But my wife and myself had both examined the hucksters who called at the door with small fruits, as to the monstrous prices they demanded, and had begged them, if ever a glut occurred, that they would call and let us know. But none had ever called with such information. It was the same thing with those who occupied stalls in the various city markets. They rarely had a surplus left unsold, and their prices were always high. A glut of fruit was a thing almost unknown to them. It was a safe presumption that the market would not be depressed by the quantity that I might raise.

But here let me say something by way of parenthesis, touching this common idea of the danger of overstocking the fruit market of the great cities. It is a curious fact that this idea is entertained only by those who are not fruit growers. The latter never harbored it. Their whole experience runs the other way, they know it to be a gross absurdity. Yet somehow, the question of a glut has always been debated.
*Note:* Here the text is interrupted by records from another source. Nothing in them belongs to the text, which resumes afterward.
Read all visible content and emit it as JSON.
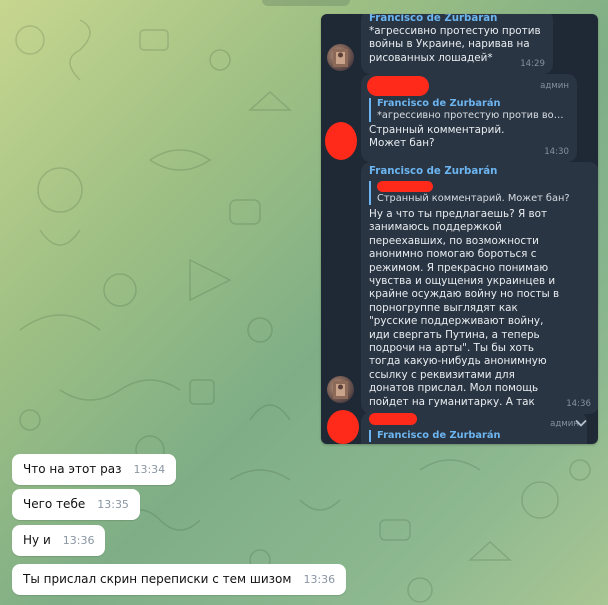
{
  "screenshot": {
    "msg1": {
      "sender": "Francisco de Zurbarán",
      "text": "*агрессивно протестую против войны в Украине, наривав на рисованных лошадей*",
      "time": "14:29"
    },
    "msg2": {
      "badge": "админ",
      "reply_name": "Francisco de Zurbarán",
      "reply_text": "*агрессивно протестую против войн...",
      "text": "Странный комментарий. Может бан?",
      "time": "14:30"
    },
    "msg3": {
      "sender": "Francisco de Zurbarán",
      "reply_text": "Странный комментарий. Может бан?",
      "text": "Ну а что ты предлагаешь? Я вот занимаюсь поддержкой переехавших, по возможности анонимно помогаю бороться с режимом. Я прекрасно понимаю чувства и ощущения украинцев и крайне осуждаю войну но посты в порногруппе выглядят как \"русские поддерживают войну, иди свергать Путина, а теперь подрочи на арты\". Ты бы хоть тогда какую-нибудь анонимную ссылку с реквизитами для донатов прислал. Мол помощь пойдет на гуманитарку. А так реально слова ради слов",
      "time": "14:36"
    },
    "msg4": {
      "badge": "админ",
      "reply_name": "Francisco de Zurbarán"
    }
  },
  "messages": [
    {
      "text": "Что на этот раз",
      "time": "13:34"
    },
    {
      "text": "Чего тебе",
      "time": "13:35"
    },
    {
      "text": "Ну и",
      "time": "13:36"
    },
    {
      "text": "Ты прислал скрин переписки с тем шизом",
      "time": "13:36"
    }
  ],
  "icons": {
    "scroll_down": "chevron-down-icon"
  },
  "colors": {
    "accent_name": "#6cb5f0",
    "redaction": "#ff2a1a",
    "dark_bubble": "#2a3543"
  }
}
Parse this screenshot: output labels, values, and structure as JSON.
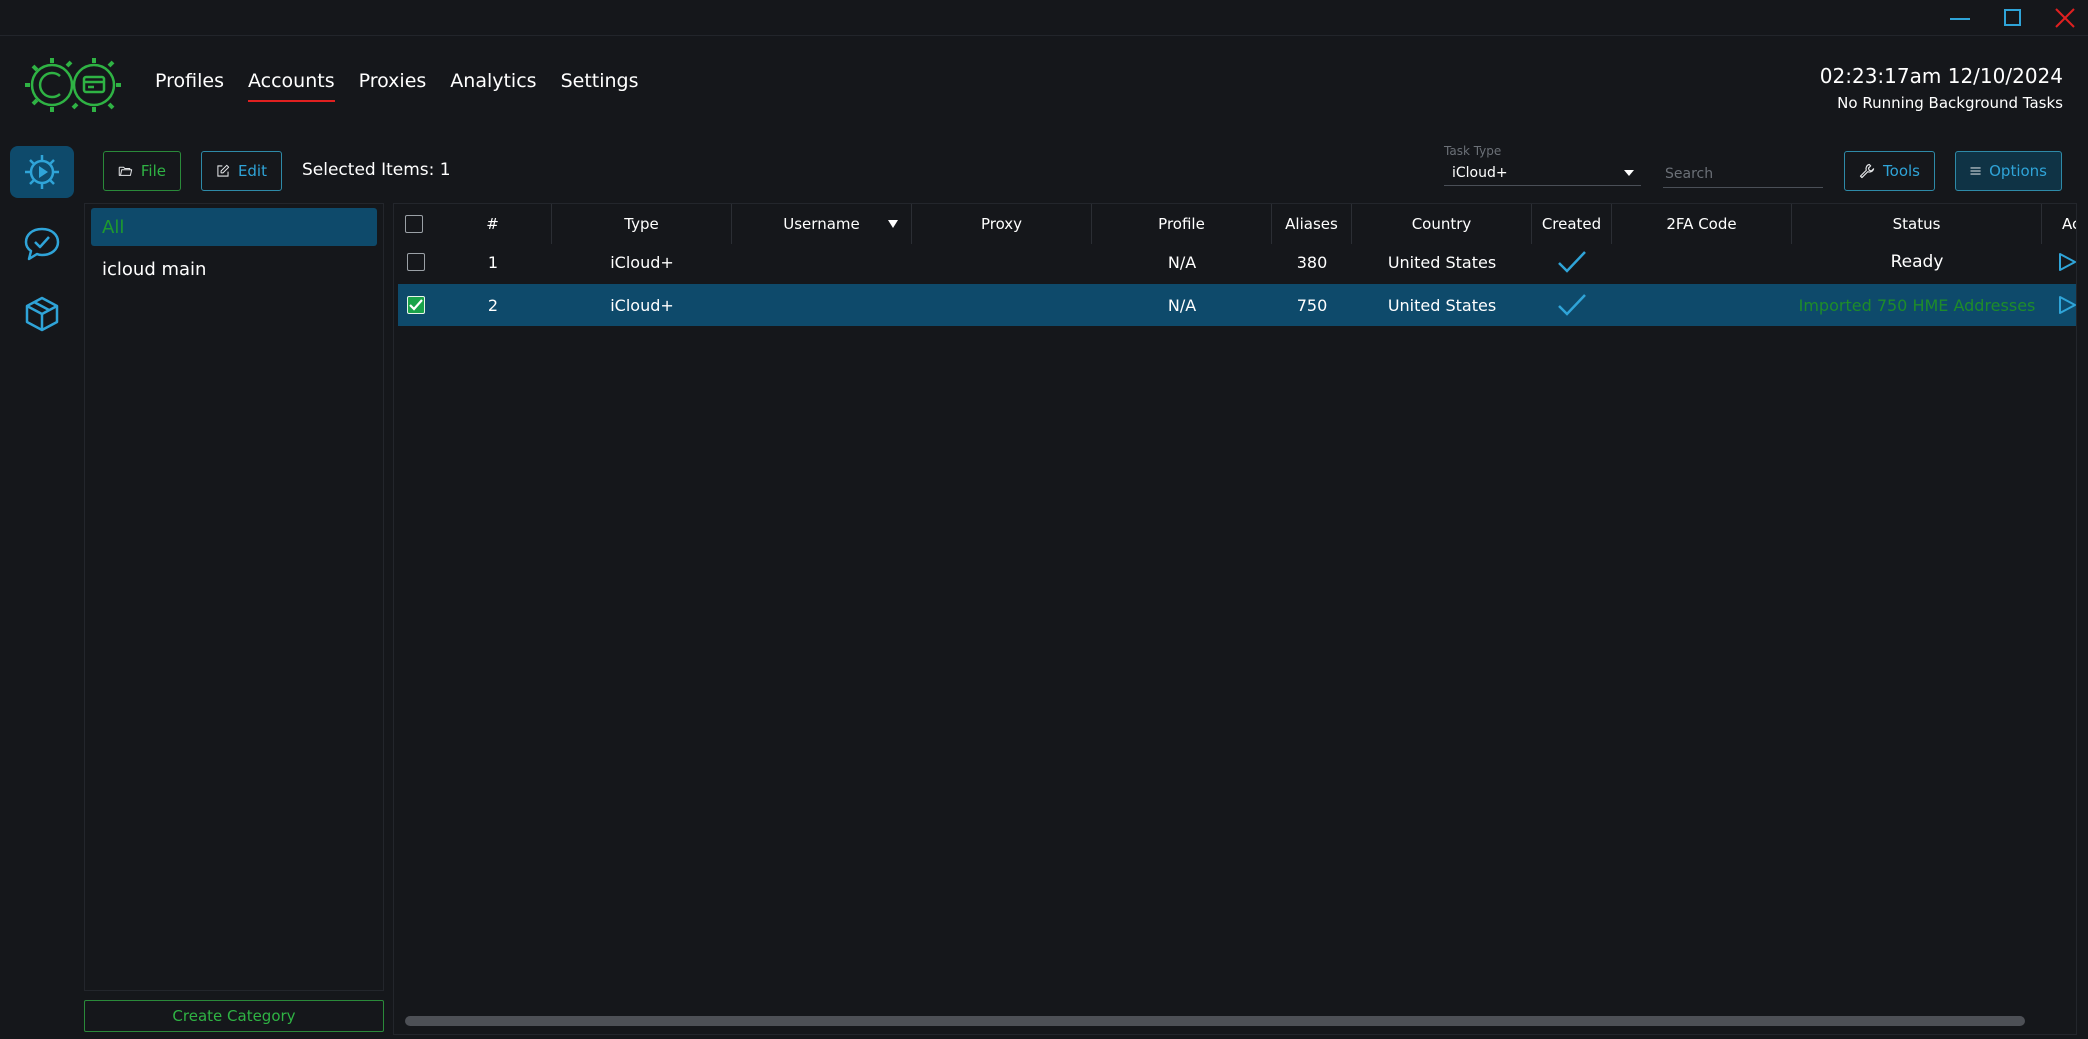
{
  "window": {
    "controls": [
      "minimize",
      "maximize",
      "close"
    ]
  },
  "nav": {
    "items": [
      "Profiles",
      "Accounts",
      "Proxies",
      "Analytics",
      "Settings"
    ],
    "active": "Accounts"
  },
  "clock": {
    "time": "02:23:17am 12/10/2024",
    "tasks": "No Running Background Tasks"
  },
  "sidebar": {
    "icons": [
      "gear-play-icon",
      "chat-check-icon",
      "box-icon"
    ]
  },
  "toolbar": {
    "file_label": "File",
    "edit_label": "Edit",
    "selected_text": "Selected Items: 1",
    "task_type_label": "Task Type",
    "task_type_value": "iCloud+",
    "search_placeholder": "Search",
    "tools_label": "Tools",
    "options_label": "Options"
  },
  "categories": {
    "items": [
      "All",
      "icloud main"
    ],
    "create_label": "Create Category"
  },
  "table": {
    "headers": [
      "#",
      "Type",
      "Username",
      "Proxy",
      "Profile",
      "Aliases",
      "Country",
      "Created",
      "2FA Code",
      "Status",
      "Action"
    ],
    "rows": [
      {
        "num": "1",
        "type": "iCloud+",
        "username": "",
        "proxy": "",
        "profile": "N/A",
        "aliases": "380",
        "country": "United States",
        "created": true,
        "twofa": "",
        "status": "Ready",
        "checked": false
      },
      {
        "num": "2",
        "type": "iCloud+",
        "username": "",
        "proxy": "",
        "profile": "N/A",
        "aliases": "750",
        "country": "United States",
        "created": true,
        "twofa": "",
        "status": "Imported 750 HME Addresses",
        "checked": true
      }
    ]
  },
  "colors": {
    "accent_blue": "#2fa4d8",
    "accent_green": "#2fb344",
    "selected_row": "#0e4a6b",
    "active_tab_underline": "#e02020"
  }
}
Twenty years ago the nurserymen were advised to close up their sales and abandon the business, as they would soon have no customers for trees since everybody was supplied. But trees have continued to be planted from that day to this, and where hundreds were sold twenty years ago, thousands are disposed of now. Old established nurseries. have been trebled in size, while countless new ones have been planted. The nursery business has grown to a magnitude truly gigantic, because the market for fruit has been annually growing larger, and no business enlarges itself unless it is proved to be profitable.

The market cannot be glutted with good fruit. The multiplication of mouths to consume it is far more rapid than the increase of any supply that growers can effect. Within ten years the masses have had a slight taste of choice fruits, and but little more. Indulgence has only served to whet their appetites. The more of them there is offered in the market, the more will there be consumed.